Hole locations on parts can be pretty important; they often have to line up with fixtures. In the case of APE’s parts, the holes often must match holes on a motorcycle engine casting.

“We drill holes in the parts, then have to fit the parts into another fixture. They fit every time,” says Ben Esback. “The graphics on the control show the part being cut, and also let you know whether you’ve got your work zero coordinates set,” he said. “One-touch power-up saves us time. On our other CNC you have to load the X and Z coordinates in the morning to let the machine know where it is.”

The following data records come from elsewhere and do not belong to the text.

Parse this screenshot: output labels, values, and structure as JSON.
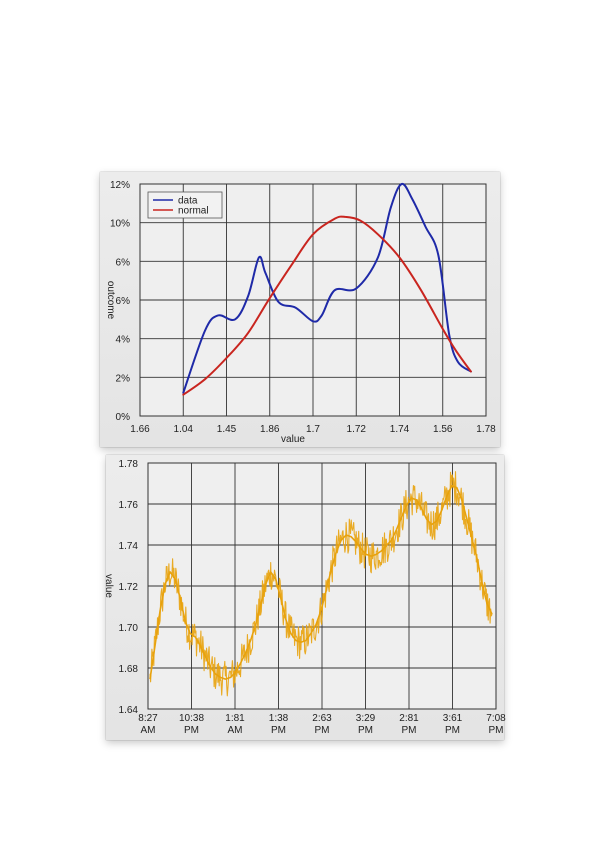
{
  "chart_data": [
    {
      "type": "line",
      "xlabel": "value",
      "ylabel": "outcome",
      "x_tick_labels": [
        "1.66",
        "1.04",
        "1.45",
        "1.86",
        "1.7",
        "1.72",
        "1.74",
        "1.56",
        "1.78"
      ],
      "y_tick_labels": [
        "0%",
        "2%",
        "4%",
        "6%",
        "6%",
        "10%",
        "12%"
      ],
      "ylim": [
        0,
        12
      ],
      "grid": true,
      "legend_position": "top-left",
      "series": [
        {
          "name": "data",
          "color": "#1f2aa8",
          "points": [
            [
              1.0,
              1.2
            ],
            [
              1.5,
              4.4
            ],
            [
              1.8,
              5.2
            ],
            [
              2.2,
              5.0
            ],
            [
              2.5,
              6.2
            ],
            [
              2.75,
              8.2
            ],
            [
              2.9,
              7.4
            ],
            [
              3.2,
              5.9
            ],
            [
              3.6,
              5.6
            ],
            [
              4.0,
              4.9
            ],
            [
              4.2,
              5.2
            ],
            [
              4.5,
              6.5
            ],
            [
              5.0,
              6.6
            ],
            [
              5.5,
              8.2
            ],
            [
              5.8,
              10.8
            ],
            [
              6.05,
              12.0
            ],
            [
              6.3,
              11.2
            ],
            [
              6.6,
              9.8
            ],
            [
              6.9,
              8.3
            ],
            [
              7.15,
              4.2
            ],
            [
              7.35,
              2.8
            ],
            [
              7.65,
              2.3
            ]
          ]
        },
        {
          "name": "normal",
          "color": "#c9251f",
          "points": [
            [
              1.0,
              1.1
            ],
            [
              1.5,
              1.9
            ],
            [
              2.0,
              3.0
            ],
            [
              2.5,
              4.3
            ],
            [
              3.0,
              6.1
            ],
            [
              3.5,
              7.8
            ],
            [
              4.0,
              9.4
            ],
            [
              4.5,
              10.2
            ],
            [
              4.75,
              10.3
            ],
            [
              5.1,
              10.1
            ],
            [
              5.5,
              9.4
            ],
            [
              6.0,
              8.2
            ],
            [
              6.5,
              6.5
            ],
            [
              7.0,
              4.5
            ],
            [
              7.3,
              3.4
            ],
            [
              7.65,
              2.3
            ]
          ]
        }
      ]
    },
    {
      "type": "line",
      "xlabel": "",
      "ylabel": "value",
      "x_tick_labels": [
        [
          "8:27",
          "AM"
        ],
        [
          "10:38",
          "PM"
        ],
        [
          "1:81",
          "AM"
        ],
        [
          "1:38",
          "PM"
        ],
        [
          "2:63",
          "PM"
        ],
        [
          "3:29",
          "PM"
        ],
        [
          "2:81",
          "PM"
        ],
        [
          "3:61",
          "PM"
        ],
        [
          "7:08",
          "PM"
        ]
      ],
      "y_tick_labels": [
        "1.64",
        "1.68",
        "1.70",
        "1.72",
        "1.74",
        "1.76",
        "1.78"
      ],
      "ylim": [
        1.64,
        1.78
      ],
      "grid": true,
      "series": [
        {
          "color": "#e8a20c",
          "values": [
            1.657,
            1.676,
            1.696,
            1.711,
            1.718,
            1.714,
            1.703,
            1.69,
            1.683,
            1.681,
            1.676,
            1.67,
            1.664,
            1.66,
            1.658,
            1.657,
            1.658,
            1.661,
            1.666,
            1.672,
            1.679,
            1.688,
            1.699,
            1.711,
            1.718,
            1.714,
            1.703,
            1.691,
            1.683,
            1.679,
            1.678,
            1.679,
            1.683,
            1.688,
            1.696,
            1.707,
            1.719,
            1.729,
            1.736,
            1.739,
            1.738,
            1.735,
            1.731,
            1.728,
            1.727,
            1.728,
            1.73,
            1.733,
            1.736,
            1.742,
            1.749,
            1.756,
            1.76,
            1.759,
            1.754,
            1.748,
            1.745,
            1.747,
            1.753,
            1.761,
            1.767,
            1.766,
            1.759,
            1.748,
            1.737,
            1.726,
            1.712,
            1.7,
            1.694
          ]
        }
      ]
    }
  ]
}
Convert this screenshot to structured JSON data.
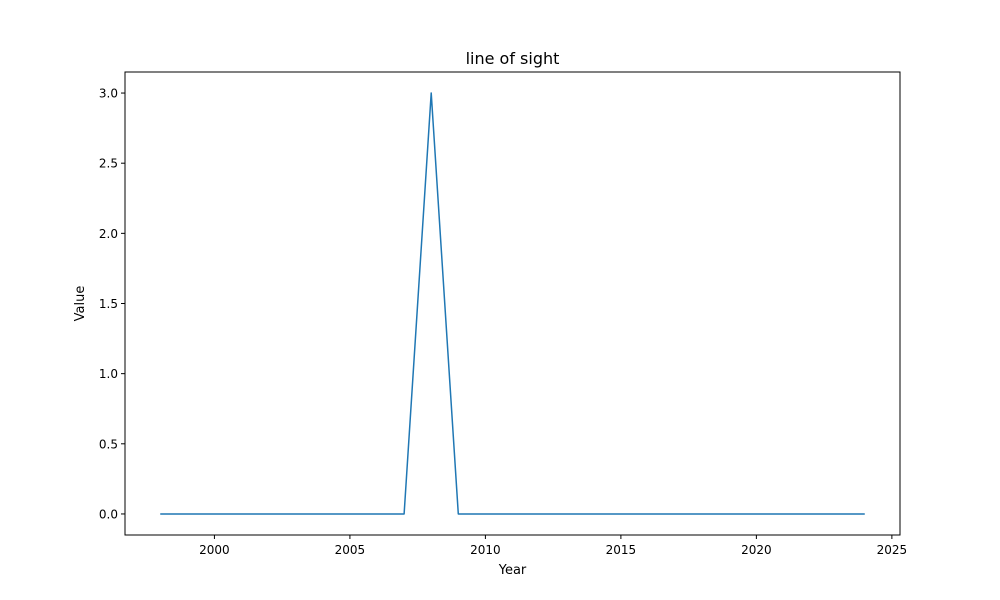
{
  "chart_data": {
    "type": "line",
    "title": "line of sight",
    "xlabel": "Year",
    "ylabel": "Value",
    "xlim": [
      1996.7,
      2025.3
    ],
    "ylim": [
      -0.15,
      3.15
    ],
    "x_ticks": [
      2000,
      2005,
      2010,
      2015,
      2020,
      2025
    ],
    "y_ticks": [
      "0.0",
      "0.5",
      "1.0",
      "1.5",
      "2.0",
      "2.5",
      "3.0"
    ],
    "grid": false,
    "legend": "none",
    "series": [
      {
        "color": "#1f77b4",
        "x": [
          1998,
          1999,
          2000,
          2001,
          2002,
          2003,
          2004,
          2005,
          2006,
          2007,
          2008,
          2009,
          2010,
          2011,
          2012,
          2013,
          2014,
          2015,
          2016,
          2017,
          2018,
          2019,
          2020,
          2021,
          2022,
          2023,
          2024
        ],
        "values": [
          0,
          0,
          0,
          0,
          0,
          0,
          0,
          0,
          0,
          0,
          3,
          0,
          0,
          0,
          0,
          0,
          0,
          0,
          0,
          0,
          0,
          0,
          0,
          0,
          0,
          0,
          0
        ]
      }
    ]
  }
}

The Haas control also has built-in online help, which helps with programming. For example, enter the coordinates to program a circle or radii, and the control will write the G-code for you. It’s almost like having a CAM system in the control.

“My CPA says he can tell when I bought each CNC machine,” adds Esbach, “because we increased our sales and profits after every purchase. In fact, we grew 1,000% in seven years. We’re finding it difficult to keep up with the orders again, so we’re going to buy a couple more Haas machines.”